What are stigmata?
St. Francis of Assisi and St. Catherine of Siena are among those who received this marker of faith.
Some Catholic traditions are strange. After all, our “big tent” of traditions includes relics—oftentimes the body parts of saints—apparitions, weeping statues, and exorcisms.
Among these strange traditions is one worth examining more closely: stigmata. Stigmata are mystical phenomena where holy men or women (mainly women, including Catherine of Siena) receive some or all of the bodily wounds of Christ’s crucifixion. This tradition is a sign of closeness with God through sharing in Christ’s suffering.
St. Francis of Assisi, the first confirmed stigmatic, found value in the solidarity it gave him with those suffering around him. The root of stigmata is the word stigma, which means a “mark of disgrace” as judged by those who have power and dominance in a society. Francis was well known for his embrace of poverty, peacemaking, and the most “stigmatized” people of his time: lepers.
In 1224, while meditating deeply on Jesus’ passion, Francis saw a vision of a seraph fixed to a cross. He emerged from the vision and—to the astonishment of his confreres—exhibited the wounds of Christ on his own body. He then wrote “Prayer in praise of God, Given to Brother Leo,” which speaks of the many beautiful names for God.
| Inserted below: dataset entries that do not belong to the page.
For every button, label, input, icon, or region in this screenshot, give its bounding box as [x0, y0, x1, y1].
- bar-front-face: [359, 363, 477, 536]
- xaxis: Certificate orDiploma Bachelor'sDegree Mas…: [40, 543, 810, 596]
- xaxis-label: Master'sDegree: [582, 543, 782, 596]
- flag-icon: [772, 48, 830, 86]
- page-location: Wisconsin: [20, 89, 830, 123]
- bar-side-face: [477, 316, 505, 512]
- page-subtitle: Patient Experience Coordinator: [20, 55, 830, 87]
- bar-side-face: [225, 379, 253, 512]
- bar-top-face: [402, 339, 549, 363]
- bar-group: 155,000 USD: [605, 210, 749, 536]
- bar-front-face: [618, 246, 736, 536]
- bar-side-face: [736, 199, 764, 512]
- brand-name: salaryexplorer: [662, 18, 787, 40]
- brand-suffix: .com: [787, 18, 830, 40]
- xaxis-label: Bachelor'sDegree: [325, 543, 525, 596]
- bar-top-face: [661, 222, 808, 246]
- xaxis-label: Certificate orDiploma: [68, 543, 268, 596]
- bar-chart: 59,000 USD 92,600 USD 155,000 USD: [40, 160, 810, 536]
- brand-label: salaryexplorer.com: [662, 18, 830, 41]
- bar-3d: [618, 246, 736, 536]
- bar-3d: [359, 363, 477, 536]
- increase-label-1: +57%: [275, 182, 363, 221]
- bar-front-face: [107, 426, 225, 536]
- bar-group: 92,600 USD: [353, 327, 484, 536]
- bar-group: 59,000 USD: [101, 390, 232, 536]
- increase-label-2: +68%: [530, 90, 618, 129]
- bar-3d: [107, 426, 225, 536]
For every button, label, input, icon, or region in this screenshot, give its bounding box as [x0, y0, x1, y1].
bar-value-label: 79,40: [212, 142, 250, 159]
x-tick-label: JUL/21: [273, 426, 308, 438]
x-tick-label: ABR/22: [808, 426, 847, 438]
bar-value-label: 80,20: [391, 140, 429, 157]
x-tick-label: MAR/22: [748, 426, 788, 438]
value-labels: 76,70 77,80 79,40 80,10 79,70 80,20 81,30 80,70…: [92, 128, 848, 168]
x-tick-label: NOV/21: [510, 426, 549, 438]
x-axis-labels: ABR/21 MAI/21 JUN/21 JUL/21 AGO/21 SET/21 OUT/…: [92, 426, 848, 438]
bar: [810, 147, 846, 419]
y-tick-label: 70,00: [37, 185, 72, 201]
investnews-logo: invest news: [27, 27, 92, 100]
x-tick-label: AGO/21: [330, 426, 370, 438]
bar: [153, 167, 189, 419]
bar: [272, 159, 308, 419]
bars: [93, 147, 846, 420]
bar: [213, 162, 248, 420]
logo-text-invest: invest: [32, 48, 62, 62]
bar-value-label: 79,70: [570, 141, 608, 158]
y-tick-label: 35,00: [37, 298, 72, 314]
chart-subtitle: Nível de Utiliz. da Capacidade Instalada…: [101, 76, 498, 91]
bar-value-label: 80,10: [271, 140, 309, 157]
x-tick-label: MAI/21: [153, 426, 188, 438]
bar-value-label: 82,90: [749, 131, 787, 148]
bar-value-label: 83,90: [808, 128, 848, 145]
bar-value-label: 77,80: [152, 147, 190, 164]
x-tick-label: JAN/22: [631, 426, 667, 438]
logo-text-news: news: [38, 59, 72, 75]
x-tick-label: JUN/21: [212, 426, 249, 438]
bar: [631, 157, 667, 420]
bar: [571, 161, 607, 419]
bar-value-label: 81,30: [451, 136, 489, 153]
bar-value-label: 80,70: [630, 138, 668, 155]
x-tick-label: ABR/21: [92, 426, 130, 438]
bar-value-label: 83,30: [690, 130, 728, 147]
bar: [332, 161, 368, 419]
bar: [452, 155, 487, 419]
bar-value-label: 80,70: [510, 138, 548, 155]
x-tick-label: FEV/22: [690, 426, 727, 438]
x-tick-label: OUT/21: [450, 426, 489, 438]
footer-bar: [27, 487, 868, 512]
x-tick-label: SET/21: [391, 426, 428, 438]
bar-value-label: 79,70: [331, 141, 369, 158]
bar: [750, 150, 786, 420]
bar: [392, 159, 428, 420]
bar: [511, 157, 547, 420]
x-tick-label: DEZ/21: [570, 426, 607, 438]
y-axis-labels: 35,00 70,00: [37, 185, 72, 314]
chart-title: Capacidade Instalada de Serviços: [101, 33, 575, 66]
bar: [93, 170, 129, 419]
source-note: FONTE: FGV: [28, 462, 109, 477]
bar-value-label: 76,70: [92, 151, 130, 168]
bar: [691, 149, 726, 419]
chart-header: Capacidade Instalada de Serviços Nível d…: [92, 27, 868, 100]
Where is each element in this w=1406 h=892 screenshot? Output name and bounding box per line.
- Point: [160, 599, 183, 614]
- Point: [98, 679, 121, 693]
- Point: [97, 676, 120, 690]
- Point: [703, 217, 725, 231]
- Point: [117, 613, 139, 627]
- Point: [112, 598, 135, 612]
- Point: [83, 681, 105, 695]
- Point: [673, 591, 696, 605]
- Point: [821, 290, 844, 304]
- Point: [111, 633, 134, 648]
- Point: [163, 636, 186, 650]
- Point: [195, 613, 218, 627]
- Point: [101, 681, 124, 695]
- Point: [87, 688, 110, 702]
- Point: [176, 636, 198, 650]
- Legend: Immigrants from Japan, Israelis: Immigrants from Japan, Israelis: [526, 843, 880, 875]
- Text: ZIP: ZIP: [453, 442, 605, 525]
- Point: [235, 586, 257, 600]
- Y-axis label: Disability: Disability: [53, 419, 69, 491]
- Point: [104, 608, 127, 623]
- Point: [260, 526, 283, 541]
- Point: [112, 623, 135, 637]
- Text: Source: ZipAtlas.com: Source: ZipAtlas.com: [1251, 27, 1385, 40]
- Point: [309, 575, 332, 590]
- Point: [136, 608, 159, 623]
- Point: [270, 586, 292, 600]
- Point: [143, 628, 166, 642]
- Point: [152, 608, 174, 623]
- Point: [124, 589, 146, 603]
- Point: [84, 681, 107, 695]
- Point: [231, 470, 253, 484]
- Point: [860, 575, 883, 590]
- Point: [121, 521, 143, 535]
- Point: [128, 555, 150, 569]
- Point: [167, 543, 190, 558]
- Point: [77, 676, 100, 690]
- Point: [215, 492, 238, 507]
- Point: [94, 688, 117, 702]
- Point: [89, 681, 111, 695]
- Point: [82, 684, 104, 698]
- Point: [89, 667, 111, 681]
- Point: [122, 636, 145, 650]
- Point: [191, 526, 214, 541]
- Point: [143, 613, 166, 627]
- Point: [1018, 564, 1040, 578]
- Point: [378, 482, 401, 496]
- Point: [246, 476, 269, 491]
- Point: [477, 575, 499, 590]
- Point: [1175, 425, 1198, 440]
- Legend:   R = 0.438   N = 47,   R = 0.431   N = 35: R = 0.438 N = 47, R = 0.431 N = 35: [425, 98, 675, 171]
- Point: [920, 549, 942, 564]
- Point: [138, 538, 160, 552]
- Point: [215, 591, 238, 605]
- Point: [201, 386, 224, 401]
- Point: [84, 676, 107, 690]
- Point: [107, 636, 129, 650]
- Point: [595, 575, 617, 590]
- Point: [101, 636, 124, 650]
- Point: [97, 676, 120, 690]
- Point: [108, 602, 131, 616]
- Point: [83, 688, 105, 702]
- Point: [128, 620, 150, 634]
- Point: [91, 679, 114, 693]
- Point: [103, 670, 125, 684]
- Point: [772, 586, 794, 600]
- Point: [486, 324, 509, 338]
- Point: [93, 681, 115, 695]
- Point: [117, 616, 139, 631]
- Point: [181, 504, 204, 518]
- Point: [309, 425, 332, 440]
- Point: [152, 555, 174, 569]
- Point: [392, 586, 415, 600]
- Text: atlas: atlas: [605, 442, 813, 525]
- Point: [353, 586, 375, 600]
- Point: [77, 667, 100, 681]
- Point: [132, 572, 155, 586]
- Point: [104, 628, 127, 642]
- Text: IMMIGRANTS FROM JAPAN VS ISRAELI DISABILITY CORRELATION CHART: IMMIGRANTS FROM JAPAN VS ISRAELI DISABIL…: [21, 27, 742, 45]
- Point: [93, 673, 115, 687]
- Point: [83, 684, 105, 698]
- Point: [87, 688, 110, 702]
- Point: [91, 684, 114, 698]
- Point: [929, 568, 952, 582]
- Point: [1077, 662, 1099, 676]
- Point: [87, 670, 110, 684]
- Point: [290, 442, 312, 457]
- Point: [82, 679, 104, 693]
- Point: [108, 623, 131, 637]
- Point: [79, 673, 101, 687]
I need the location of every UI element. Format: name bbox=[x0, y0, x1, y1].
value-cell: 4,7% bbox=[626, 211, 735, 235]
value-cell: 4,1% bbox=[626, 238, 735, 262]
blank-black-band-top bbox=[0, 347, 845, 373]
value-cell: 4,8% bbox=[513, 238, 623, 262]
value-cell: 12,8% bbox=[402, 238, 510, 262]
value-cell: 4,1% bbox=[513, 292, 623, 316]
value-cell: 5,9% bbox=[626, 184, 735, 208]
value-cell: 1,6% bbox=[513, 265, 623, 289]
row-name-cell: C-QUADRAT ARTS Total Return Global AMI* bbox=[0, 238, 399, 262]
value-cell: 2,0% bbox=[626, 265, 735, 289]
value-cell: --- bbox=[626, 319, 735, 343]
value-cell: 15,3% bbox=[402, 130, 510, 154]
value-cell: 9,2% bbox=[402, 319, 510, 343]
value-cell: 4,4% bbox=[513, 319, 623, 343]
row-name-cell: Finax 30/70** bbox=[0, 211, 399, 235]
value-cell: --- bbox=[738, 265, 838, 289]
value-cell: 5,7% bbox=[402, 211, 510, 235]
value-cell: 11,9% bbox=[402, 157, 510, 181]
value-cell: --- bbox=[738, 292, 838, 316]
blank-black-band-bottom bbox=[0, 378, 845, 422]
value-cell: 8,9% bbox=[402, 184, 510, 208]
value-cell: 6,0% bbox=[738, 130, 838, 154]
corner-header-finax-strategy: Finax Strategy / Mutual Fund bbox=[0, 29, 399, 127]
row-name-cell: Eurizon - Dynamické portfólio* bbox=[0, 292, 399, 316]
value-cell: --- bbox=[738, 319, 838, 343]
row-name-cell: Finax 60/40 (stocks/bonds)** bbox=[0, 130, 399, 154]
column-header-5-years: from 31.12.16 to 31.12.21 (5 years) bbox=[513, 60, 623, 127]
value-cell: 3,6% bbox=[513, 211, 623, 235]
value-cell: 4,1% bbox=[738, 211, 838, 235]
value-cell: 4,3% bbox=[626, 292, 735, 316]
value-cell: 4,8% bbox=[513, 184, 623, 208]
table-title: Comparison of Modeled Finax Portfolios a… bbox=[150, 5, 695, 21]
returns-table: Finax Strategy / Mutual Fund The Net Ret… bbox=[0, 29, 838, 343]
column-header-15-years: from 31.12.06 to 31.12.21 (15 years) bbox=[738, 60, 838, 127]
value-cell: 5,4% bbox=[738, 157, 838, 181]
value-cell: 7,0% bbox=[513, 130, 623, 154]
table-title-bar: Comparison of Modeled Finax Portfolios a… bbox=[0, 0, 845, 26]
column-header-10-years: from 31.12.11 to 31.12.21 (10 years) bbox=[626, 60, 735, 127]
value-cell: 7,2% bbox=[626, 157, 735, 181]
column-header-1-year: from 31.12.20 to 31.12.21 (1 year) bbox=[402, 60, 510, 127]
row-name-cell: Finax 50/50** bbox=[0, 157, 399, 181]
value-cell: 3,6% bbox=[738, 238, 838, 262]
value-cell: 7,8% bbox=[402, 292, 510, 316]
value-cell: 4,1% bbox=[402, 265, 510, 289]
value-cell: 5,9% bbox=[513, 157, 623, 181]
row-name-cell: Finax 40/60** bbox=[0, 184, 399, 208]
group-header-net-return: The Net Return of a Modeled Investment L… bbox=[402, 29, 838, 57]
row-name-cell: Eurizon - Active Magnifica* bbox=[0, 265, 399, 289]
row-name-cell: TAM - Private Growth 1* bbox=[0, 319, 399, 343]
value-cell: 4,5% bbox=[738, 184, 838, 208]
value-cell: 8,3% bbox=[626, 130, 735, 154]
In light of this story, stigmata remain relevant today in suggesting how Catholics can imitate Christ: solidarity with all who are denigrated by the powerful and dominant, be it through race, gender, sexual orientation, poverty, disability, age, immigration status, culture, or religion. The tradition and symbolism of stigmata may be strange, but they connect us not only with the sufferings of Christ but also with the sufferings of our sisters and brothers around the world. In this way, stigmata become an “ordinary” mystical symbol of solidarity with the sinned-against rather than an “extraordinary” mystical experience of God open only to the spiritually elite.
This solidarity resonates with the ministry of Pope Francis and his vision of the church as a field hospital. Perhaps this is the greatest gift the mysterious tradition of stigmata can offer: To meet God we must meet others in their woundedness. We are called to carry burdens that are not ours in service to the stigmatized and sinned-against in the world.
If one seeks to follow Christ, one must listen to, understand, embrace, and, if possible, bind the wounds of those stigmatized as the wounds of his or her own body and family. As St. Paul wrote, “If one member suffers, all suffer together with it” (1 Cor. 12:26).